Fino all’ultima parodia

Debutto alla regia per Jason Friedber e Aaron Seltzer, gli autori di Scary movie (id., Keenen Ivory Wayans, 2000), che ripropongono la formula di successo di quel film (e dei suoi seguiti): una gran quantità di situazioni attinte a man bassa da altrettanti blockbuster, shakerate insieme per creare un film sgangherato, ultrademenziale, politicamente scorretto.
L’elenco completo delle citazioni sarebbe lunghissimo: IMDB, il più importante database di cinema, ne ha censite una quarantina. Si tratta per la maggior parte blockbuster contemporanei: Il codice Da Vinci (The Da Vinci Code, Ron Howard, 2006), X-Men (id., Bryan Singer, 2000) e seguiti, La fabbrica di cioccolato (Charlie and the Chocolate Factory, Tim Burton, 2005), Le cronache di Narnia: Il leone, la strega e l’armadio (The Chronicles of Narnia: The Lion, the Witch and the Wardrobe, Andrew Adamson , 2005), i vari Harry Potter, i due Pirati dei Carabi, Casino Royale (id., Martin Campbell, 2006) fino a Borat (Borat: Cultural Learnings of America for Make Benefit Glorious Nation of Kazakhs, Larry Charles, 2006).
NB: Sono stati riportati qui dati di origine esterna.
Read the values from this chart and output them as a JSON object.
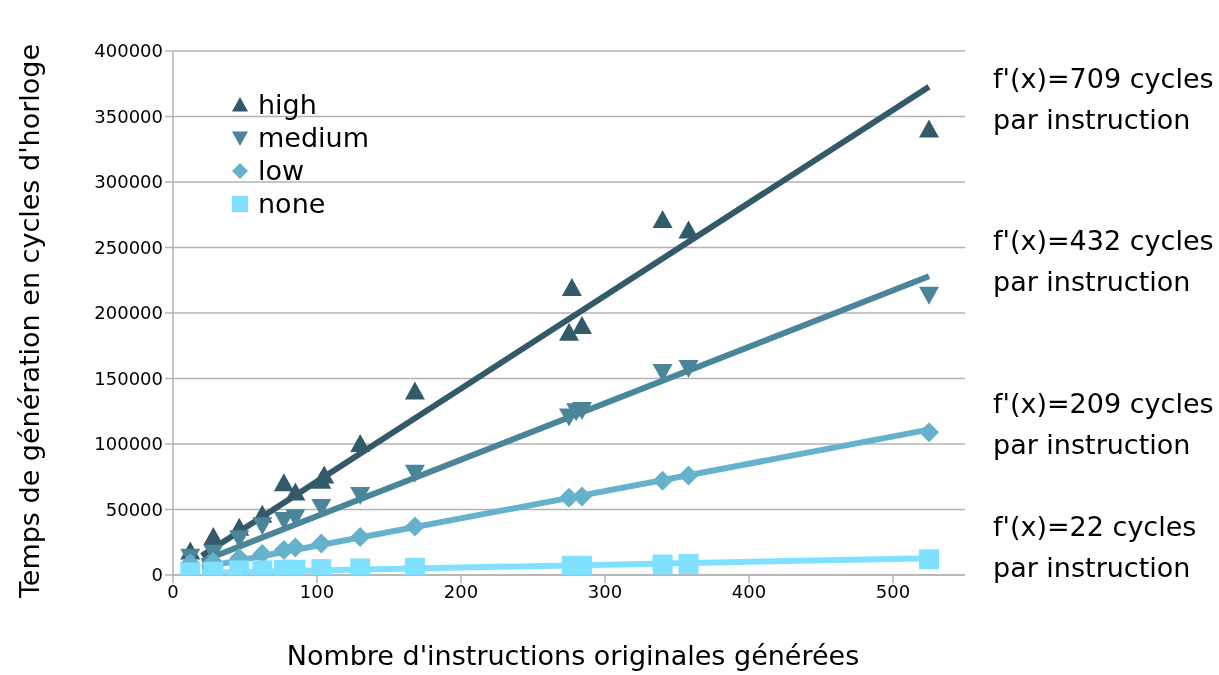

Qualche concessione anche a serie tv vintage, come Love Boat: il celebre capitano della nave dell’amore degli anni settanta appare sul vascello dei pirati.

Spazi siderali separano le opere di Friedber e Seltzer da quelle di grandi registi americani come John Landis, Joe Dante o Mel Brooks. Questi ultimi concepiscono spesso la parodia come occasione per omaggi cinefili, basta pensare a L’ultima follia di Mel Brooks (Silent Movie, Mel Brooks, 1976) per il cinema muto, o a Alta tensione (High Anxiety, Mel Brooks, 1977) per Hitchcock. I due neoregisti invece utilizzano le citazioni per coinvolgere il pubblico nel giochino di riconoscere i film cui viene fatto il verso. Tutti possono parteciparvi, sia gli habitués delle multisale, sia chi frequenta saltuariamente il cinema: i film scelti sono quelli più di successo ed è difficile non conoscerli anche solo per i trailer o i manifesti. Difficilmente gli spettatori italiani capiranno la scena ripresa da Snakes on a Plane (id., David R. Ellis, 2006), grande successo negli Usa ma non da noi.

Tutto ciò non rappresenta nulla di negativo. Il problema è che la formuletta degli Scary movie viene riproposta per l’ennesima volta fino a risultare ormai stantia. E poi, causa una regia davvero sciatta, le gag non hanno il giusto ritmo, non fanno ridere ma al contrario provocano sbadigli. Molte occasioni di comicità non vengono sfruttate, e i due sceneggiatori-registi fanno spesso ricorso a situazioni scatologiche, segno che non sanno più dove andare a parare.
Il livello è decisamente basso, e non può non venire in mente Il silenzio dei prosciutti (The Silence of the Hams, 1993) l’inizio dell’avventura hollywoodiana di Ezio Greggio, baciato da una immeritata fortuna. Questa è l’elemento più imperdonabile di Epic Movie: far riemergere nella memoria un film che doveva essere rimosso per sempre.